Ahşap yapılı ve üstü kiremitli olan Kapalıçarşı; 1512, 1546, 1565, 1618, 1622, 1645, 1652, 1658, 1750, 1766 târihlerindeki yangın ve zelzelelerden büyük zarar görünce, Sultan Üçüncü Mustafa Han (1757-1774) devrinde kâgir olarak yeniden inşâ edildi. Dükkânların kâgirleşip, bloklaşmasıyla yollarının üstü de örtüldü. 1894 büyük İstanbul zelzelesinden sonra tekrar inşâ ve tâmirâtı yapıldı. Büyük zelzelede zarar görenlere; toplanan yüz bine yakın altının çoğunu zamanın Sultanı İkinci Abdülhamîd Han kendi parasından vermiştir. Tonoz ve kemerleri badanalanıp, nakışlanan Kapalıçarşı’nın Bâyezîd istikâmetindeki kapısının üstünde “El-kâsib Habibullah” kitâbesi ve Sultan İkinci Abdülhamîd Hanın tuğrası, Nuruosmaniye Câmii istikâmetindeki kapısının üstünde de yine bir kitâbe ve Osmanlı Devletinin arması mevcuttur. 1943, 1955 yangınlarında da zarar gören Çarşı, tâmirâtla son şeklini almıştır.

Çarşının içindeki yer adları esnaf ve zanâatlarla alâkalıdır. Akikçiler, Altıncılar, Aynacılar, Basmacılar, Çadırcılar, Fesciler, Hakkaklar, İnciciler, Kalpakçılar, Kavaflar, Keseciler, Kuyumcular, Kürkçüler, Mahfazacılar, Okçular, Örücüler, Püskülcüler, Sahaflar, Takkeciler, Terziler, Varakçılar, Yağlıkçılar, Yorgancılar, Zenneciler adları esnaf ve zanâatların hâtırası olarak, zamanımızda da cadde, sokak ve işyerlerinde hâlâ kullanılmaktadır. İslâmî bir müessese olan vakıf eserlerin gelir kaynağı olan Kapalıçarşı’da, Fâtih Sultan Mehmed Handan îtibâren kervansaray ve hanlar da yapılmıştır. Fâtih’in yaptırdığı Bodrum Kervansarayına (han) ilâveten sonraları, Ali Paşa, Astarcı, Baltacı, Câmili, Cuhacı, Dış Cebeci, İç Cebeci, İmâmeli, Kebeci, Kızlarağası, Mercanağa, Pavavracı, Pastırmacı, Perdahlı, Rabia, Sarnıçlı, Sepetci, Sorguçlu, Tarakcılar, Yağcı, Yolgeçen, Zincirli kervansaray ve hanları da yapıldı. Kapalıçarşıda 4399 dükkân, 2195 oda, 497 satış tezgâhı, 24 han, 12 mahzen ve 2 bedestenden başka 16 çeşme, 8 kuyu, 2 şadırvan, birer sebil, mektep, türbe, câmi ve 10 mescid olduğu kaynaklarda yazılıdır. Günümüzde içine 8 kapıdan girilen Kapalıçarşı’da 65 sokak vardır. Fabrikasyon malların yanında el emeği, göz nuru sanat eserlerinin de satışı yapılmaktadır.

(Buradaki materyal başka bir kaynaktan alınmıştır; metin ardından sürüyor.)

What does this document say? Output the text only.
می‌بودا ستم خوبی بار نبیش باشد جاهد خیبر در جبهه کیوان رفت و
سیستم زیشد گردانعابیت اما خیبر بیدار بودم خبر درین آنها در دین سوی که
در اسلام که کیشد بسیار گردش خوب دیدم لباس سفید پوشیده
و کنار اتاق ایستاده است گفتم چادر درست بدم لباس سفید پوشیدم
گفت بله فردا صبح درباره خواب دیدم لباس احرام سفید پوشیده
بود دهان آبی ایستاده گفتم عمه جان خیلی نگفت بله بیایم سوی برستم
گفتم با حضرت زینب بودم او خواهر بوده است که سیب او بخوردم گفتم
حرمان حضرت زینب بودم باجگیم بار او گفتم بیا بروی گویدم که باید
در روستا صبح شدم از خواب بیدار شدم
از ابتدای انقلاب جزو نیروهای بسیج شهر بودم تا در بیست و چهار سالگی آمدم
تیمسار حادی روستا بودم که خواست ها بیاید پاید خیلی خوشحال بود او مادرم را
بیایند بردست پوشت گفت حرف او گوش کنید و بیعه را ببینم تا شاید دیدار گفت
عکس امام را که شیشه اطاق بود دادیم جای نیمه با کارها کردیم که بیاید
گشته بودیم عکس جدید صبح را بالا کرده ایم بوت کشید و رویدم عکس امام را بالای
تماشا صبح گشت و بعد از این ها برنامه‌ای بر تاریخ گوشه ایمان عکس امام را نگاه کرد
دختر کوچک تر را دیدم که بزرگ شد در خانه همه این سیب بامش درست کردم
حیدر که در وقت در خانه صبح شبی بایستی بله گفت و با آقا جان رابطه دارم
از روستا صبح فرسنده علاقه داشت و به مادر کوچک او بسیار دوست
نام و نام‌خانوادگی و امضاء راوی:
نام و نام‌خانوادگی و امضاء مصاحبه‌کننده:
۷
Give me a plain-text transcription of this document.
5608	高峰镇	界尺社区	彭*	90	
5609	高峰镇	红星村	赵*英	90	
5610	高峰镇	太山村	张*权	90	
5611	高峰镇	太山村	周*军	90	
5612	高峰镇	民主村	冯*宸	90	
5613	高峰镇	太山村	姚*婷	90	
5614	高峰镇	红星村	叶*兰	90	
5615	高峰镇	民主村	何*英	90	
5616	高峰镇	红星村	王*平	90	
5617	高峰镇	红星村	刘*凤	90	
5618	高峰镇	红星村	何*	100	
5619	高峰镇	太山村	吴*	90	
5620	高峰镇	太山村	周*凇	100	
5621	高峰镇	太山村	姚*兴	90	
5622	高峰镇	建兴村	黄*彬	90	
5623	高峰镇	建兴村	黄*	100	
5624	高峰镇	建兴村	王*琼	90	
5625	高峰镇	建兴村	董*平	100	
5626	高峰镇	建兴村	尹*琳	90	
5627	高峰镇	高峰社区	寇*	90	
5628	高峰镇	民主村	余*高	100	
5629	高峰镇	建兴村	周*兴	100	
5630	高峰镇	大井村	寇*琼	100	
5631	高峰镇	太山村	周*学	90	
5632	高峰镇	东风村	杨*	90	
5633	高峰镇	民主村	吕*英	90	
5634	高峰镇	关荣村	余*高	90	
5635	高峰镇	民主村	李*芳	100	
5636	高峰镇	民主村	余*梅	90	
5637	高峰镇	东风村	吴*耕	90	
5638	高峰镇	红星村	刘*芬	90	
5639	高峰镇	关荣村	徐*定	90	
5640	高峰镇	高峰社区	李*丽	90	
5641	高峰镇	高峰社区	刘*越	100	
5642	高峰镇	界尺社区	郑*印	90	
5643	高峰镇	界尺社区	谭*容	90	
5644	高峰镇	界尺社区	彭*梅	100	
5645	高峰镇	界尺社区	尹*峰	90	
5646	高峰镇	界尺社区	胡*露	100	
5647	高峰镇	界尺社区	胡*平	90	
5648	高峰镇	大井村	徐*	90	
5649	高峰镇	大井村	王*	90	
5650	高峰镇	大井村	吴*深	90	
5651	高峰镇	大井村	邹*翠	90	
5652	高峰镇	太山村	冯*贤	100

Kapalıçarşı, Türk-İslâm sanat kompozisyonunun numûne ticâret merkezlerinden biri mâhiyetinde, mîmârî bir yapı kompleksine sâhiptir. Yüzyıllardır giyim, kuşam, mücevherât, antika ve nadide eşyâların ticâreti yapılan çarşı; Osmanlılar devrinde bu malların alınıp, satıldığı ve sergilendiği merkez durumundaydı.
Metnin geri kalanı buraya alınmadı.